5 Contrarian Responses To The People Police Violence

 

These would work but we will never do them.

1.     Make Prayer Your Primary Strategy

A primary strategy is something you use more than anything else. This situation is beyond our ability to fix. We have been addressing it for a long time. Think about it. There have been thousands of meetings, hundreds of legislations and reforms, marches and protests and still we can’t fix this. We need divine intervention. When will we admit it? When will we abandon our pride? What would it look like if your go to in the people police challenges was prayer? I’m not talking about the typical God get me out of jail and let me win the lottery prayers. I’m talking about grinding in prayer. I’m talking about spending significant amounts of time in it. I wonder what would happen if churches were more committed to prayer and prayer meetings? What if the prayer meetings were just as full or fuller than Sunday services? We fly across the country to hear people speak, attend cohorts and be entertained by one another but we won’t travel to pray. We are prayerless and we wonder why our country is in the people police relational mess it’s in. Why are we wondering? We have not because we ask not.

2.     Listen More Than You Communicate

God gave us 2 ears and 1 mouth. We need to reflect this in our communication with one another. We are never going to fix this by talking over, through and by one another. At some point we are going to have to listen a lot more than we talk. Here’s how you know you have listened.
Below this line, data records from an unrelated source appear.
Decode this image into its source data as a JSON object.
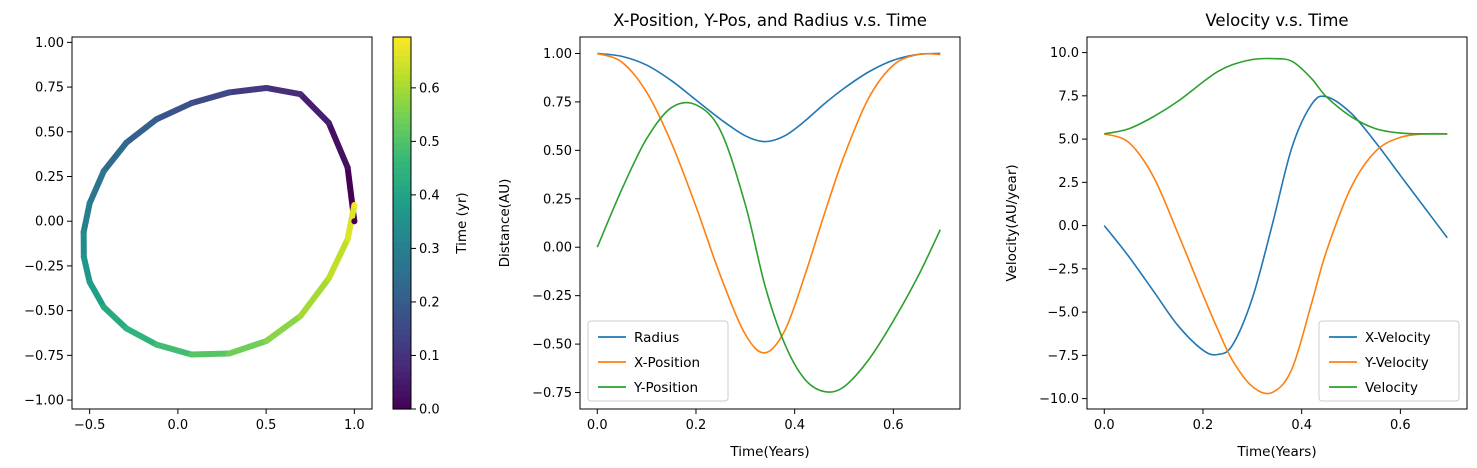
{
  "chart_data": [
    {
      "type": "scatter",
      "title": "",
      "xlabel": "",
      "ylabel": "",
      "xlim": [
        -0.6,
        1.1
      ],
      "ylim": [
        -1.05,
        1.03
      ],
      "xticks": [
        "−0.5",
        "0.0",
        "0.5",
        "1.0"
      ],
      "xtick_values": [
        -0.5,
        0.0,
        0.5,
        1.0
      ],
      "yticks": [
        "−1.00",
        "−0.75",
        "−0.50",
        "−0.25",
        "0.00",
        "0.25",
        "0.50",
        "0.75",
        "1.00"
      ],
      "ytick_values": [
        -1.0,
        -0.75,
        -0.5,
        -0.25,
        0.0,
        0.25,
        0.5,
        0.75,
        1.0
      ],
      "series": [
        {
          "x": [
            1.0,
            0.962,
            0.855,
            0.695,
            0.501,
            0.29,
            0.077,
            -0.121,
            -0.291,
            -0.42,
            -0.5,
            -0.534,
            -0.533,
            -0.5,
            -0.42,
            -0.291,
            -0.121,
            0.077,
            0.29,
            0.501,
            0.695,
            0.855,
            0.962,
            1.0
          ],
          "y": [
            0.0,
            0.3,
            0.55,
            0.71,
            0.745,
            0.72,
            0.66,
            0.57,
            0.44,
            0.28,
            0.1,
            -0.06,
            -0.2,
            -0.34,
            -0.48,
            -0.6,
            -0.69,
            -0.745,
            -0.74,
            -0.67,
            -0.53,
            -0.32,
            -0.1,
            0.09
          ],
          "t": [
            0.0,
            0.03,
            0.06,
            0.09,
            0.12,
            0.15,
            0.18,
            0.21,
            0.24,
            0.27,
            0.3,
            0.33,
            0.36,
            0.39,
            0.42,
            0.45,
            0.48,
            0.51,
            0.54,
            0.57,
            0.6,
            0.63,
            0.66,
            0.69
          ]
        }
      ],
      "colorbar": {
        "label": "Time (yr)",
        "range": [
          0.0,
          0.695
        ],
        "ticks": [
          "0.0",
          "0.1",
          "0.2",
          "0.3",
          "0.4",
          "0.5",
          "0.6"
        ],
        "tick_values": [
          0.0,
          0.1,
          0.2,
          0.3,
          0.4,
          0.5,
          0.6
        ],
        "colormap": "viridis"
      },
      "grid": false
    },
    {
      "type": "line",
      "title": "X-Position, Y-Pos, and Radius v.s. Time",
      "xlabel": "Time(Years)",
      "ylabel": "Distance(AU)",
      "xlim": [
        -0.035,
        0.735
      ],
      "ylim": [
        -0.835,
        1.085
      ],
      "xticks": [
        "0.0",
        "0.2",
        "0.4",
        "0.6"
      ],
      "xtick_values": [
        0.0,
        0.2,
        0.4,
        0.6
      ],
      "yticks": [
        "−0.75",
        "−0.50",
        "−0.25",
        "0.00",
        "0.25",
        "0.50",
        "0.75",
        "1.00"
      ],
      "ytick_values": [
        -0.75,
        -0.5,
        -0.25,
        0.0,
        0.25,
        0.5,
        0.75,
        1.0
      ],
      "x": [
        0.0,
        0.05,
        0.1,
        0.15,
        0.2,
        0.25,
        0.3,
        0.34,
        0.38,
        0.42,
        0.46,
        0.5,
        0.55,
        0.6,
        0.65,
        0.695
      ],
      "series": [
        {
          "name": "Radius",
          "color": "#1f77b4",
          "values": [
            1.0,
            0.985,
            0.94,
            0.86,
            0.76,
            0.66,
            0.575,
            0.545,
            0.575,
            0.65,
            0.74,
            0.82,
            0.905,
            0.965,
            0.995,
            1.0
          ]
        },
        {
          "name": "X-Position",
          "color": "#ff7f0e",
          "values": [
            1.0,
            0.955,
            0.8,
            0.54,
            0.21,
            -0.15,
            -0.45,
            -0.545,
            -0.43,
            -0.15,
            0.17,
            0.47,
            0.77,
            0.94,
            0.995,
            0.995
          ]
        },
        {
          "name": "Y-Position",
          "color": "#2ca02c",
          "values": [
            0.0,
            0.3,
            0.56,
            0.72,
            0.735,
            0.6,
            0.22,
            -0.2,
            -0.5,
            -0.68,
            -0.745,
            -0.72,
            -0.58,
            -0.38,
            -0.15,
            0.09
          ]
        }
      ],
      "legend": "lower-left",
      "grid": false
    },
    {
      "type": "line",
      "title": "Velocity v.s. Time",
      "xlabel": "Time(Years)",
      "ylabel": "Velocity(AU/year)",
      "xlim": [
        -0.035,
        0.735
      ],
      "ylim": [
        -10.6,
        10.9
      ],
      "xticks": [
        "0.0",
        "0.2",
        "0.4",
        "0.6"
      ],
      "xtick_values": [
        0.0,
        0.2,
        0.4,
        0.6
      ],
      "yticks": [
        "−10.0",
        "−7.5",
        "−5.0",
        "−2.5",
        "0.0",
        "2.5",
        "5.0",
        "7.5",
        "10.0"
      ],
      "ytick_values": [
        -10.0,
        -7.5,
        -5.0,
        -2.5,
        0.0,
        2.5,
        5.0,
        7.5,
        10.0
      ],
      "x": [
        0.0,
        0.05,
        0.1,
        0.15,
        0.2,
        0.23,
        0.26,
        0.3,
        0.34,
        0.38,
        0.42,
        0.45,
        0.5,
        0.55,
        0.6,
        0.65,
        0.695
      ],
      "series": [
        {
          "name": "X-Velocity",
          "color": "#1f77b4",
          "values": [
            0.0,
            -1.8,
            -3.8,
            -5.8,
            -7.2,
            -7.45,
            -6.9,
            -4.2,
            0.0,
            4.5,
            7.0,
            7.45,
            6.5,
            4.8,
            2.9,
            1.0,
            -0.7
          ]
        },
        {
          "name": "Y-Velocity",
          "color": "#ff7f0e",
          "values": [
            5.3,
            4.8,
            2.8,
            -0.5,
            -4.0,
            -6.0,
            -7.8,
            -9.3,
            -9.65,
            -8.3,
            -4.5,
            -1.5,
            2.2,
            4.3,
            5.1,
            5.3,
            5.3
          ]
        },
        {
          "name": "Velocity",
          "color": "#2ca02c",
          "values": [
            5.3,
            5.6,
            6.3,
            7.2,
            8.3,
            8.9,
            9.3,
            9.6,
            9.65,
            9.5,
            8.5,
            7.45,
            6.3,
            5.6,
            5.35,
            5.3,
            5.3
          ]
        }
      ],
      "legend": "lower-right",
      "grid": false
    }
  ]
}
First, you could repeat back to the person what they said and they agree with you. Second, the person feels or thinks they have been heard. Third, in light of what you have learned you could ask better questions. Fourth, you now know how to more effectively love the person.
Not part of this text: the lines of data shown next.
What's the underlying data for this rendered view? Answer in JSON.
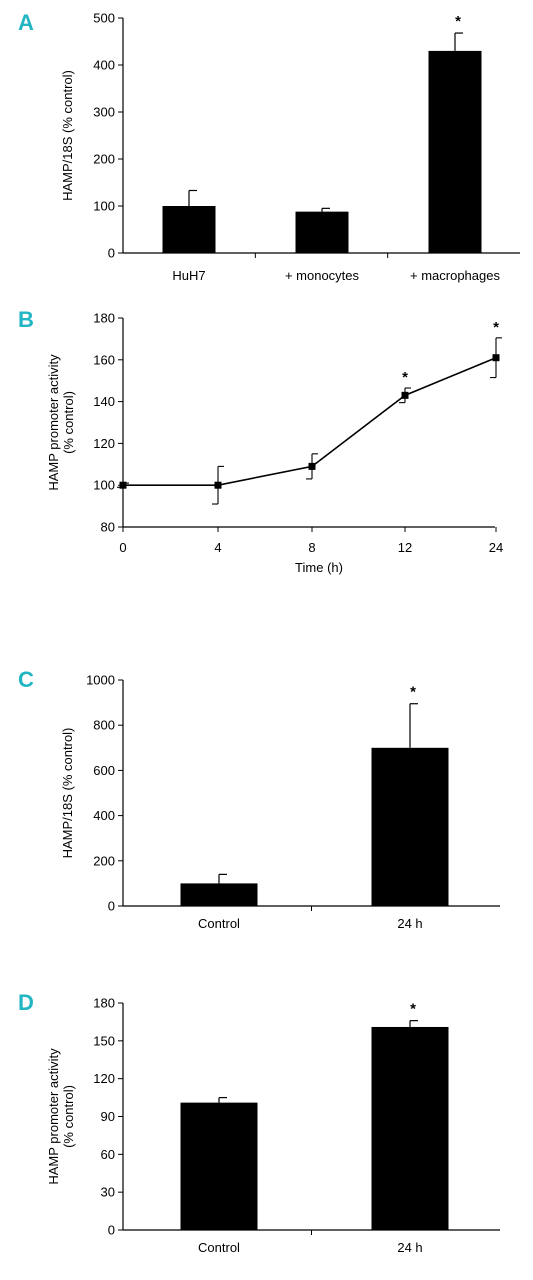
{
  "colors": {
    "panel_letter": "#22b5c3",
    "bar": "#000000",
    "axis": "#000000"
  },
  "chart_data": [
    {
      "panel": "A",
      "type": "bar",
      "categories": [
        "HuH7",
        "+ monocytes",
        "+ macrophages"
      ],
      "values": [
        100,
        88,
        430
      ],
      "errors": [
        33,
        7,
        38
      ],
      "significant": [
        false,
        false,
        true
      ],
      "significance_mark": "*",
      "ylabel": "HAMP/18S (% control)",
      "xlabel": "",
      "ylim": [
        0,
        500
      ],
      "yticks": [
        0,
        100,
        200,
        300,
        400,
        500
      ],
      "grid": false
    },
    {
      "panel": "B",
      "type": "line",
      "x": [
        "0",
        "4",
        "8",
        "12",
        "24"
      ],
      "values": [
        100,
        100,
        109,
        143,
        161
      ],
      "errors": [
        1,
        9,
        6,
        3.5,
        9.5
      ],
      "significant": [
        false,
        false,
        false,
        true,
        true
      ],
      "significance_mark": "*",
      "ylabel": [
        "HAMP promoter activity",
        "(% control)"
      ],
      "xlabel": "Time (h)",
      "ylim": [
        80,
        180
      ],
      "yticks": [
        80,
        100,
        120,
        140,
        160,
        180
      ],
      "grid": false
    },
    {
      "panel": "C",
      "type": "bar",
      "categories": [
        "Control",
        "24 h"
      ],
      "values": [
        100,
        700
      ],
      "errors": [
        40,
        195
      ],
      "significant": [
        false,
        true
      ],
      "significance_mark": "*",
      "ylabel": "HAMP/18S (% control)",
      "xlabel": "",
      "ylim": [
        0,
        1000
      ],
      "yticks": [
        0,
        200,
        400,
        600,
        800,
        1000
      ],
      "grid": false
    },
    {
      "panel": "D",
      "type": "bar",
      "categories": [
        "Control",
        "24 h"
      ],
      "values": [
        101,
        161
      ],
      "errors": [
        4,
        5
      ],
      "significant": [
        false,
        true
      ],
      "significance_mark": "*",
      "ylabel": [
        "HAMP promoter activity",
        "(% control)"
      ],
      "xlabel": "",
      "ylim": [
        0,
        180
      ],
      "yticks": [
        0,
        30,
        60,
        90,
        120,
        150,
        180
      ],
      "grid": false
    }
  ]
}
3.     Aim At Being Righteous Rather Than Right

Righteousness is a standard. It’s independent of your perception and feelings. It is objective rather than subjective. A good example of righteousness are the 10 Commandments. Most people who are wrestling with this people police issue are consumed with being right. In a way I can’t blame them, this issue fuels so many emotions and uncovers so many past pains that it’s easy to fall into wanting to be right at any expense. You know you are more concerned with being right when you are willing to break a commandment in order to be right. Another way that you know you are more concerned about being right is that you no longer see the person you are talking with as an equal or a fellow image bearer who deserves honor. 99% of the time you yell you are all about being right. What if we were more concerned with keeping the law, loving our neighbor as ourselves and making sure every person we interact with experiences dignity and respect? What if we were more concerned with righteousness as we process through all of this?
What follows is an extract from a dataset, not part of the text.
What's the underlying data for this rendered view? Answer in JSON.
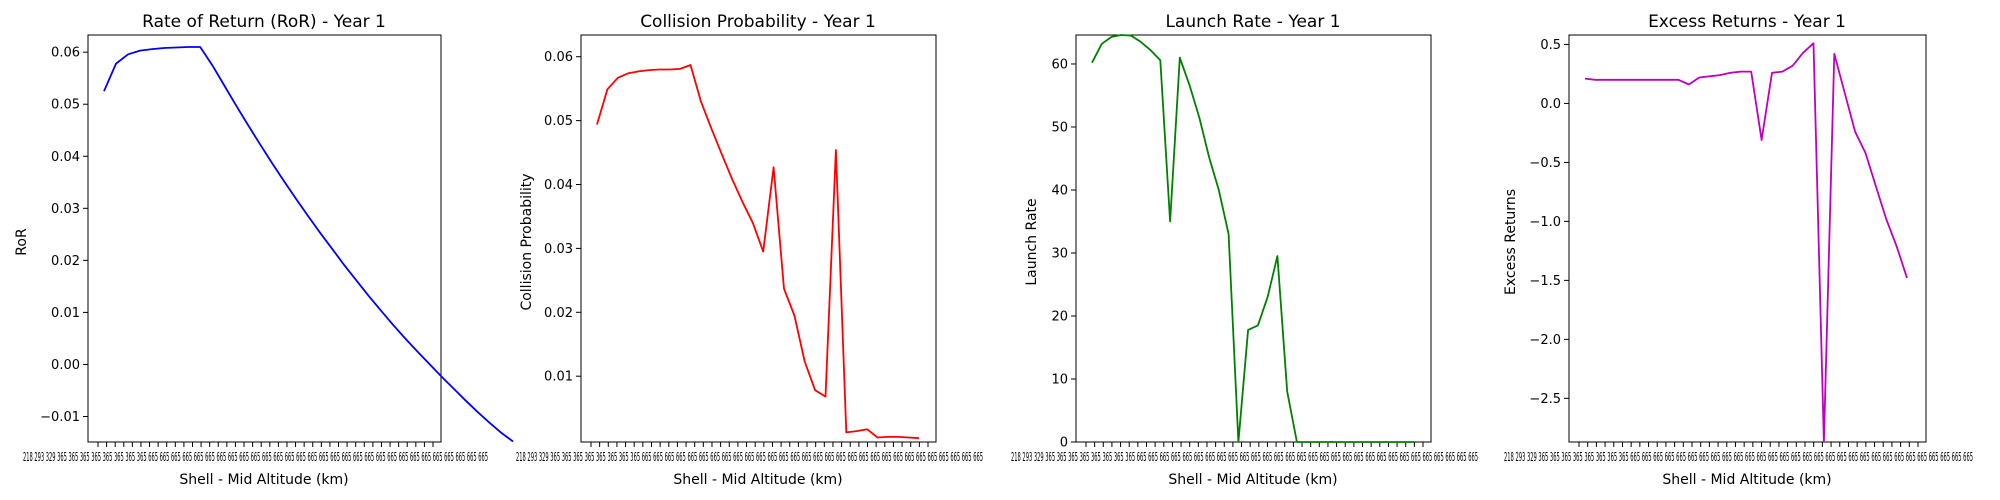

4.     Be Willing To Lose And Be Wronged

This issue will never be solved by someone winning the fight, protest, etc. In fact I will go a step farther. This issue doesn’t change until we are willing to lose and be wronged. Search history and see this for yourself. When have we ever seen significant transformation in society without someone losing? The answer is never. Think about the tremendous loss everyone involved with the civil rights endured. The path forward is losing and being wronged. If you are a Christian this should be blatantly obvious to you. Jesus loss = our win! Losers aren’t typically transformed. Losers don’t seek the interests of others. When people feel loss they usually react badly. People police issues we face turn our relationships with one another into a competition and we want to win. When more of us are willing to lose and be wronged we will see change.

5.     Love The Unlovely

To some people the police are the enemy. To some police the people are the enemy. We don’t love our enemies we kill them. We defeat them. We dismantle them. I believe we could see significant change if we loved the people we believed were our enemies. There are some videos going around of African American men hugging officers. The problem is that it’s isolated and needs to be happening more and from the police as well. The hardest thing to do is to love someone who you think is wrong. It’s even harder to love them when you see them doing wrong on video. You just want to hate them and be angry. There is a place for righteous anger in all of this and it should be reserved for all who do evil no matter the “side” they are on. Hating your enemy comes natural, loving them doesn’t. If you want to contribute to change start loving those you consider to be your enemies. I leave you with words that could cause a social revolution and change the relationship between people and police.

Luke 6:27-36 “But to you who are listening I say: Love your enemies, do good to those who hate you, bless those who curse you, pray for those who mistreat you. If someone slaps you on one cheek, turn to them the other also. If someone takes your coat, do not withhold your shirt from them. Give to everyone who asks you, and if anyone takes what belongs to you, do not demand it back. Do to others as you would have them do to you. “If you love those who love you, what credit is that to you? Even sinners love those who love them. And if you do good to those who are good to you, what credit is that to you? Even sinners do that. And if you lend to those from whom you expect repayment, what credit is that to you? Even sinners lend to sinners, expecting to be repaid in full. But love your enemies, do good to them, and lend to them without expecting to get anything back. Then your reward will be great, and you will be children of the Most High, because he is kind to the ungrateful and wicked. Be merciful, just as your Father is merciful.